I can't remember a vacation Diabetes hated more than this one.  The Dexcom graph looked like a never-ending roller coaster.  High right after breakfast.  Low by 10.  Creeping up by lunch, then high-ish by 2. Crashing by 4.  High after an incalculable restaurant dinner (with dessert!!!) but coming down alarmingly quickly during the walk back to the hotel.  Or the complete opposite, depending on the day.

Most frustrating was that we were actively trying to prevent these swings.  She checked often.  Dexi was a constant companion.  There were temp basals and calorie king app checks and taste tests of foods to judge their contents.  Yet we were left wondering if the end result would have been just the same if we'd put in much less work.

We kept going, with our usual 'diabetes isn't going to stop us' attitude and enjoyed the capitol to its fullest. My daughter was a trooper and despite feeling the effects of those highs and lows, kept enjoying everything she was seeing. The only thing I wish we hadn't seen so much of were the city's benches and stone walls.


Wednesday, November 5, 2014

Doopities


"Do my doopities?"

I still remember the first time my daughter asked this question.  She was very low.  She had some juice.  I breathed a sigh of relief.

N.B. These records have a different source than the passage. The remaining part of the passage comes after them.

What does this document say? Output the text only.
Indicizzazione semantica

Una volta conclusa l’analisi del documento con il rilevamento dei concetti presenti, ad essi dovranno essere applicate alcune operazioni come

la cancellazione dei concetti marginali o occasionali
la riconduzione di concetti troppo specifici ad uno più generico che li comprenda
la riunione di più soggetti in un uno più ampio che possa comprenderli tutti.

Within a couple of months of being diagnosed with diabetes at the age of 13 months, my daughter had made up this word.  "Doopities" meant checking her blood sugar.  Nonsensical?  Absolutely.  But when it was time for food or bed, we'd say, "let's go check your blood sugar," and she'd say "doopities."

"Do my doopities?"  The first time she asked this out of the blue, she was maybe 24 months old.  She felt low.  She knew what she needed to do.  It was a bittersweet moment for sure.  Mostly, though, I was relieved.

From the day we brought her home after being diagnosed, we spent every waking moment watching her like a hawk.  Was she slowing down?  Were her eyes glazy?  Was she pale?  Why was she crying?  Was she lying in the grass because it was fun or because she didn't feel well?  Was it o.k. to let her play in the sandbox by herself 40 yards from where I was weeding the vegetable garden?

After this first request for 'doopities,' we were not, of course, home free.  She was 2. We watched her like a hawk for several more years.  We still usually picked up on lows before she did.  We still needed to be responsible for keeping her safe.  Yet at that moment, we turned a little bend which brought us all the way to where we are today.

Now that's she's 12, it's increasingly rare that I'm the one suggesting she check her blood sugar.  Once in a blue moon there will be excessive crying.  Those eyes still noticeably glaze over sometimes.  More often than not, though, she catches lows on her own.

But these days she just says, "I need to check my blood sugar."